Bar manager Lisa Baugher wears a mask while reaching under a plexiglass shield, sanitizing a seat at the bar at DiMillo's floating restaurant in Portland on Feb. 23, 2021. Credit: Troy R. Bennett / BDN

Maine businesses were largely optimistic Friday following Gov. Janet Mills’ announcement ending the state’s mask mandate for vaccinated people, but few expect an immediate return to a pre-pandemic normal when the policy goes into effect on May 24.

Mills announced Friday that Maine would follow updated guidelines from the U.S. Centers for Disease Control and Prevention, meaning fully vaccinated people — defined as those who received a final vaccine dose at least two weeks prior — would not need to wear masks in other indoor settings, including stores, bars and restaurants.

As of Friday, roughly 521,000 Mainers qualify as fully vaccinated. By the effective date of May 24, when the policy goes into effect, nearly 594,000 people — about 44 percent of the state’s population — will be fully vaccinated, according to state data. Vaccination rates continue to vary widely by age group and children under the age of 12 are still not eligible for shots.

It was a major step in the state’s return to normal, but many businesses signaled that requirements would remain in effect. State officials also gave little indication Friday as to how masking for unvaccinated people would be enforced. Department of Health and Human Services Commissioner Jeanne Lambrew said there would likely be changes to the Democratic governor’s previous executive order on face coverings next week.

“We will certainly be working with businesses so that they can understand what their options are,” Lambrew said.

Curtis Picard, president of the Retail Association of Maine, characterized the Friday announcement as a “big step forward towards full reopening” but said some stores would likely continue to require everyone to wear a mask, an option he saw as more viable than trying to distinguish between vaccinated and unvaccinated customers.

“I suspect you’ll see some businesses that will continue to require masking of their employees and maybe customers as well,” Picard said. “They have the right to do that, and if they think that’s the safest course of action for them, they can do it.”

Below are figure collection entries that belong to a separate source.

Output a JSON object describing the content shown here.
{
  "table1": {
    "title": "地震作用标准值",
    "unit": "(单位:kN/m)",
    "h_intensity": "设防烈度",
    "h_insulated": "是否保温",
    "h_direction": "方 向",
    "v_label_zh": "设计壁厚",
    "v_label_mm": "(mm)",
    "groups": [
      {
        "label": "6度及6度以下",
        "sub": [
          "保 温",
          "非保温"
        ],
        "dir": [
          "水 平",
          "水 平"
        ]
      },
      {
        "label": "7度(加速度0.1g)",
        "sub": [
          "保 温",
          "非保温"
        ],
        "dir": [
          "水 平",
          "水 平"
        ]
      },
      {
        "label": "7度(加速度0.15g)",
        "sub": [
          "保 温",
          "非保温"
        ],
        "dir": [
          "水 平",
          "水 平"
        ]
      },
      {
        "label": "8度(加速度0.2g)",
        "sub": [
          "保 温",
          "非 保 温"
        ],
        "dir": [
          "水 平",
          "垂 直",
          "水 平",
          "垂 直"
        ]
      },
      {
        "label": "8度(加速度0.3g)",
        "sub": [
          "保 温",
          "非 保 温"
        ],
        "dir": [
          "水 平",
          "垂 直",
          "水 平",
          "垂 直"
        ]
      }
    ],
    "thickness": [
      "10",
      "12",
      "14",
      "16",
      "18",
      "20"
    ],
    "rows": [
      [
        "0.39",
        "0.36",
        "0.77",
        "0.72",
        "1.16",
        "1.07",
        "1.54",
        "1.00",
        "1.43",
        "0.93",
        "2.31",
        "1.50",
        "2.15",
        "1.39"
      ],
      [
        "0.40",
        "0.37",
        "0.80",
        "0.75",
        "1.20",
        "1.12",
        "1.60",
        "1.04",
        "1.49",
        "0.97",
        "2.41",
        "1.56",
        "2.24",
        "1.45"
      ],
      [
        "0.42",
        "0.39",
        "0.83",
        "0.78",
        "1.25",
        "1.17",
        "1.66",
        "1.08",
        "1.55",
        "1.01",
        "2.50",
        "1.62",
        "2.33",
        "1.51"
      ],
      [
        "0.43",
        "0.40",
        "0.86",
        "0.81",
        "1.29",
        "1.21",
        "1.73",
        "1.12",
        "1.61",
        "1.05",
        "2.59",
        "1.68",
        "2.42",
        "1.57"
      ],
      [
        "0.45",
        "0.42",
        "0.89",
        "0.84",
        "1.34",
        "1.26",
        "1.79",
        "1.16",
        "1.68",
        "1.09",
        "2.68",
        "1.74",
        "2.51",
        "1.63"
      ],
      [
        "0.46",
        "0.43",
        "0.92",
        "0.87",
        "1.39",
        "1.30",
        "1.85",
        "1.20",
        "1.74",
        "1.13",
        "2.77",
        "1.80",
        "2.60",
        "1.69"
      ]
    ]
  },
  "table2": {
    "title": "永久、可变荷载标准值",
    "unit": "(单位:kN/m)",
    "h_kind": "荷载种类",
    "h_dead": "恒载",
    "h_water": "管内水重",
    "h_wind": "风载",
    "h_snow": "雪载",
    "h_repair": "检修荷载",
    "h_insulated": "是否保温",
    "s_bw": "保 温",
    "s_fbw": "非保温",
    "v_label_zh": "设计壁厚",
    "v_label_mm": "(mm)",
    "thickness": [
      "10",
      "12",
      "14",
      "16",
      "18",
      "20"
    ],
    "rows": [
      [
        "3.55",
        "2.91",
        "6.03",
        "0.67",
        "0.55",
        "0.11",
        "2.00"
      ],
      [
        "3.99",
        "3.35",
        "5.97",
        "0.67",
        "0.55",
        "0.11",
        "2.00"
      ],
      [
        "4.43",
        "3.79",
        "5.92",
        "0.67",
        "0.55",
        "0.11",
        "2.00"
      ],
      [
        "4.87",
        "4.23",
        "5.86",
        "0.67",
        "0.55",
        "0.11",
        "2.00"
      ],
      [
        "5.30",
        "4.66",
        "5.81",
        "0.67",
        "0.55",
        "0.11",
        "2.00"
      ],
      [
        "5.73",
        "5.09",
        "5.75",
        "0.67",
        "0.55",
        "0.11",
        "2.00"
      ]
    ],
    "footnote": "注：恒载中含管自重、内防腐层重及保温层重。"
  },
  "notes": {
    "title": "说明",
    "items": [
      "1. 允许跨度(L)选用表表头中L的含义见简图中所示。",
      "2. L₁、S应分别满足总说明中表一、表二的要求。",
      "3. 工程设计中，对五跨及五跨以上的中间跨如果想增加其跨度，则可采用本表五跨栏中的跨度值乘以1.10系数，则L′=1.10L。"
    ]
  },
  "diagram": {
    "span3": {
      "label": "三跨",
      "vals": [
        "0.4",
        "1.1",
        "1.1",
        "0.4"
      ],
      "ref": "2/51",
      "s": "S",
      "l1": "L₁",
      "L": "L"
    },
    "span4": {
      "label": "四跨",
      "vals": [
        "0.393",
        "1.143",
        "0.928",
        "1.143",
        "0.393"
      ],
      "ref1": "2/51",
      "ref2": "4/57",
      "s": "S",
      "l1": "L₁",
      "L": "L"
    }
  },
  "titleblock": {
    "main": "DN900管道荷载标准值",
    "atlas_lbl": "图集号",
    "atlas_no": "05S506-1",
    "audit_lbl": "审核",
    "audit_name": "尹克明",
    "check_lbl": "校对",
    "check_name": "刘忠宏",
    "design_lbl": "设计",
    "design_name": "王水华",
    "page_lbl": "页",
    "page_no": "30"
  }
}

Hannaford, the grocery chain with more than 60 locations in Maine, will continue to require face coverings for customers and employees at its stores for now, a spokesperson said Friday. The regional chain has continued to mandate face coverings in its New Hampshire stores even after Gov. Chris Sununu ended the state’s mask mandate in mid-April.

Mills’ announcement on masks was accompanied by news that indoor restaurants and bars would no longer need to keep tables six feet apart from each other, allowing them to return to full capacity on May 24. The state will also begin phasing out COVID-19 prevention checklists for businesses, a process that is expected to start in the coming days, Lambrew said.

The end of physical distancing requirements was a welcome change for restaurants and bars, said Greg Dugal, director of government affairs for HospitalityMaine. But he said that many restaurants were unlikely to return to full capacity right away, noting some would still want to take virus precautions and faced other challenges, such as labor shortages.

“There isn’t some sort of mad rush to go back to 100 percent occupancy,” Dugal said. “Everybody’s got a different view on what they think they should do next.”

Geoff Houghton, who owns of The Liberal Cup in Hallowell and the Run of the Mill Public House & Brewery in Saco, said he wished there was a longer runway before making the sweeping announcement on masks so businesses had longer to prepare and unvaccinated people would have the chance to be fully inoculated.

But after a rough year, he said he was ready to have bar crowds back, particularly in his small capital-area pub where the bar is the main draw.

“We’ve been through so much and we’ve been adhering to the guidelines,” Houghton said. “I guess we’re going to adhere to the guidelines through the good times and the bad times.”

Dugal said he thought standardizing Maine’s policy with the new federal guidelines was also useful because it reduced confusion after wide reporting the previous day about the U.S. CDC’s new recommendations.

“I talked to dozens of people today who thought nobody needed to wear a mask anyway,” he said.

BDN writer Michael Shepherd contributed to this report.